[ASRG] [toasty@dragondata.com: Re: Remembering history passwords may be bad, but they are getting worse]

Simson L. Garfinkel slg at ex.com
Tue Jul 29 22:05:29 EDT 2003


What would be interesting to me would be to know who the attackers are.
I mean, are they other pornographers, users who want to get free stuff, 
or are they anti-pornographer crusaders?


On Monday, July 28, 2003, at 12:33  PM, David G. Andersen wrote:

> Once again, the porn industry is at the forefront of Internet
> research. ;-)  (Kind of a cool read)
>
> ----- Forwarded message from Kevin Day <toasty at dragondata.com> -----
>
> Date: Mon, 28 Jul 2003 00:39:35 -0500
> From: Kevin Day <toasty at dragondata.com>
> Subject: Re: Remembering history passwords may be bad, but they are
>   getting worse
> To: Sean Donelan <sean at donelan.com>
> Cc: nanog at merit.edu
> X-Sender: toasty at mail.dragondata.com
> X-Virus-Scanned: by amavisd-new
>
>
>
>> The problem is fewer and fewer modern systems implement the other
>> recommendations.  So password lifetime has become the primary 
>> protection
>> factor.
>>
>> How many systems notify the user
>>   - the date and time of user's last login
>>   - the location of the user at the last login
>>   - unsuccessfull login attempts since last successful login
>> How many web systems control the rate of login attempts
>>   - by source
>>   - by userid
>> How many web systems notify anyone or block the account after N
>> unsuccessful login attempts either temporarily or permanently
>
> Sean:
>
> I run one of the larger adult websites, that has a reputation for being
> very difficult to acquire passwords for.
>
> The kind of attacks we see now aren't solved by any of the above. We
> throttled the number of login attempts per IP, then the attackers 
> switched
> to using proxy servers. Tens of thousands of them at once.
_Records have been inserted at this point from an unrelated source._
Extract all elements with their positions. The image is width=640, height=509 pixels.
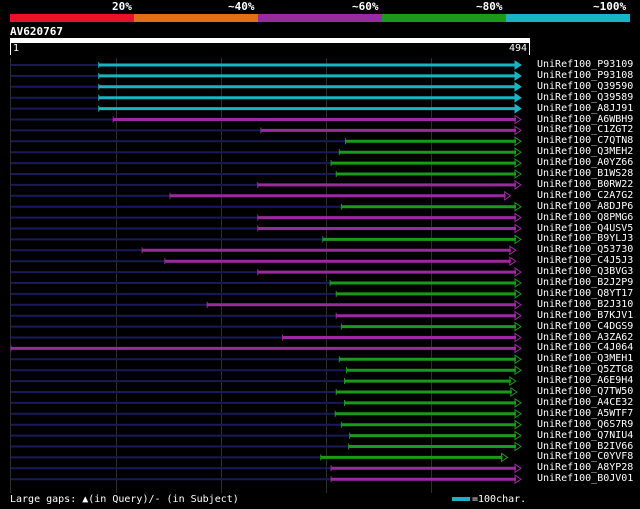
hit-label[interactable]: UniRef100_Q8YT17 [537,288,633,299]
hit-label[interactable]: UniRef100_B2J310 [537,299,633,310]
hit-label[interactable]: UniRef100_A5WTF7 [537,408,633,419]
hit-label[interactable]: UniRef100_Q39589 [537,92,633,103]
hit-label[interactable]: UniRef100_Q5ZTG8 [537,364,633,375]
hit-arrow [514,103,522,114]
gaps-legend: Large gaps: ▲(in Query)/- (in Subject) [10,494,239,505]
hit-label[interactable]: UniRef100_C4DGS9 [537,321,633,332]
hit-label[interactable]: UniRef100_A6E9H4 [537,375,633,386]
scale-legend: =100char. [452,494,526,506]
hit-label[interactable]: UniRef100_A6WBH9 [537,114,633,125]
hit-label[interactable]: UniRef100_C2A7G2 [537,190,633,201]
hit-label[interactable]: UniRef100_C1ZGT2 [537,124,633,135]
hit-label[interactable]: UniRef100_Q7NIU4 [537,430,633,441]
hit-arrow [514,60,522,70]
hit-label[interactable]: UniRef100_A8YP28 [537,462,633,473]
hit-label[interactable]: UniRef100_Q39590 [537,81,633,92]
hit-label[interactable]: UniRef100_A3ZA62 [537,332,633,343]
hit-label[interactable]: UniRef100_Q7TW50 [537,386,633,397]
hit-label[interactable]: UniRef100_Q6S7R9 [537,419,633,430]
hit-label[interactable]: UniRef100_Q3BVG3 [537,266,633,277]
hit-label[interactable]: UniRef100_C7QTN8 [537,135,633,146]
hit-label[interactable]: UniRef100_B0RW22 [537,179,633,190]
hit-label[interactable]: UniRef100_Q3MEH1 [537,353,633,364]
hit-label[interactable]: UniRef100_P93109 [537,59,633,70]
hit-label[interactable]: UniRef100_Q3MEH2 [537,146,633,157]
hit-label[interactable]: UniRef100_B2J2P9 [537,277,633,288]
hit-label[interactable]: UniRef100_A0YZ66 [537,157,633,168]
hit-label[interactable]: UniRef100_B0JV01 [537,473,633,484]
hit-label[interactable]: UniRef100_Q4USV5 [537,223,633,234]
hit-label[interactable]: UniRef100_Q8PMG6 [537,212,633,223]
hit-label[interactable]: UniRef100_C4J064 [537,342,633,353]
scale-bar [452,497,470,501]
hit-label[interactable]: UniRef100_B1WS28 [537,168,633,179]
hit-label[interactable]: UniRef100_P93108 [537,70,633,81]
hit-arrow [514,81,522,92]
hit-label[interactable]: UniRef100_C4J5J3 [537,255,633,266]
scale-label: =100char. [472,494,527,505]
hit-label[interactable]: UniRef100_A8JJ91 [537,103,633,114]
hit-label[interactable]: UniRef100_B7KJV1 [537,310,633,321]
hit-label[interactable]: UniRef100_C0YVF8 [537,451,633,462]
hit-label[interactable]: UniRef100_A8DJP6 [537,201,633,212]
hit-label[interactable]: UniRef100_B2IV66 [537,441,633,452]
hit-label[interactable]: UniRef100_A4CE32 [537,397,633,408]
hit-label[interactable]: UniRef100_B9YLJ3 [537,233,633,244]
hit-arrow [514,92,522,103]
hit-arrow [514,70,522,81]
hit-label[interactable]: UniRef100_Q53730 [537,244,633,255]
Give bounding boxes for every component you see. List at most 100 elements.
Our 
> database of
> IP addresses that have had more than 100 bad login attempts is now 
> around
> 100,000. (Most of which are all now banned completely).
>
> We also tried put rate limiting on login attemps by username. This 
> allowed
> any idiot to lock any of our legit customers out of the system whenever
> they want, providing an easy denial of service, so this was scrapped 
> pretty
> quickly.
>
> The attacks we see now are... well orchestrated. 10-50,000 proxy 
> servers
> all making login attempts at once, rather slowly. 10-50 login attempts 
> per
> second, each from a different proxy. Still slow enough per IP that it
> doesn't hit our threshold for how many bad logins per IP per hour we 
> allow,
> but enough attempts that just by trying seemingly random 
> username/password
> combinations they get a couple of successes a day. We've also seen 
> people
> trying what appear to be known good username/password combos that were
> presumably acquired from other sites that were compromised in some way.
>
> We keep detailed histories of all the login attempts per IP, and can
> eventually weed out the exploited proxies from actual users, but this 
> takes
> an incredible amount of our time, CPU time and database storage just to
> manage. A few weeks ago, after we tightened our login attempt limits,
> whoever is doing this decided to point all the proxies to a public URL 
> that
> was very database intensive, and requested it over and over
> again(apparently to get revenge/in frustration), killing our database
> server for several hours until I figured out what was going on.
>
> We tried putting up something that was displayed to users showing their
> last login time and IP, in hopes that some would notice their account 
> being
> used by others. Many ISP's force users to go through a proxy server,
> usually without their knowledge. We'd report the IP address that we saw
> (the proxy server) which would freak out many users because it didn't 
> match
> their system's IP. The login time is apparently meaningless to most 
> users,
> who didn't seem to keep track of when their last login in.
>
> We do have our tricks to detect when an account has been compromised, 
> but
> they're not 100% accurate, so it usually comes down to having to wait 
> until
> our friendly hacker and his 500 closest buddies are all sharing the 
> account.
>
> We're taking steps to make brute force attacks like that impossible 
> (forced
> random passwords, etc) but we've found that many users won't tolerate 
> not
> being able to choose their own password. If forced into it, they forget
> their passwords very easily and the support costs from dealing with
> password recovery are generally higher than passwords leaking out.
>
> While the recommendations you listed are probably worthwhile to stop 
> some
> attacks, they're not going to stop people determined enough to get into
> SOME account if they're not picky on which one.
>
> -- Kevin
>
>
>
>
> ----- End forwarded message -----
>
> -- 
> work: dga at lcs.mit.edu                          me:  dga at pobox.com
>       MIT Laboratory for Computer Science           
> http://www.angio.net/
>       I do not accept unsolicited commercial email.  Do not spam me.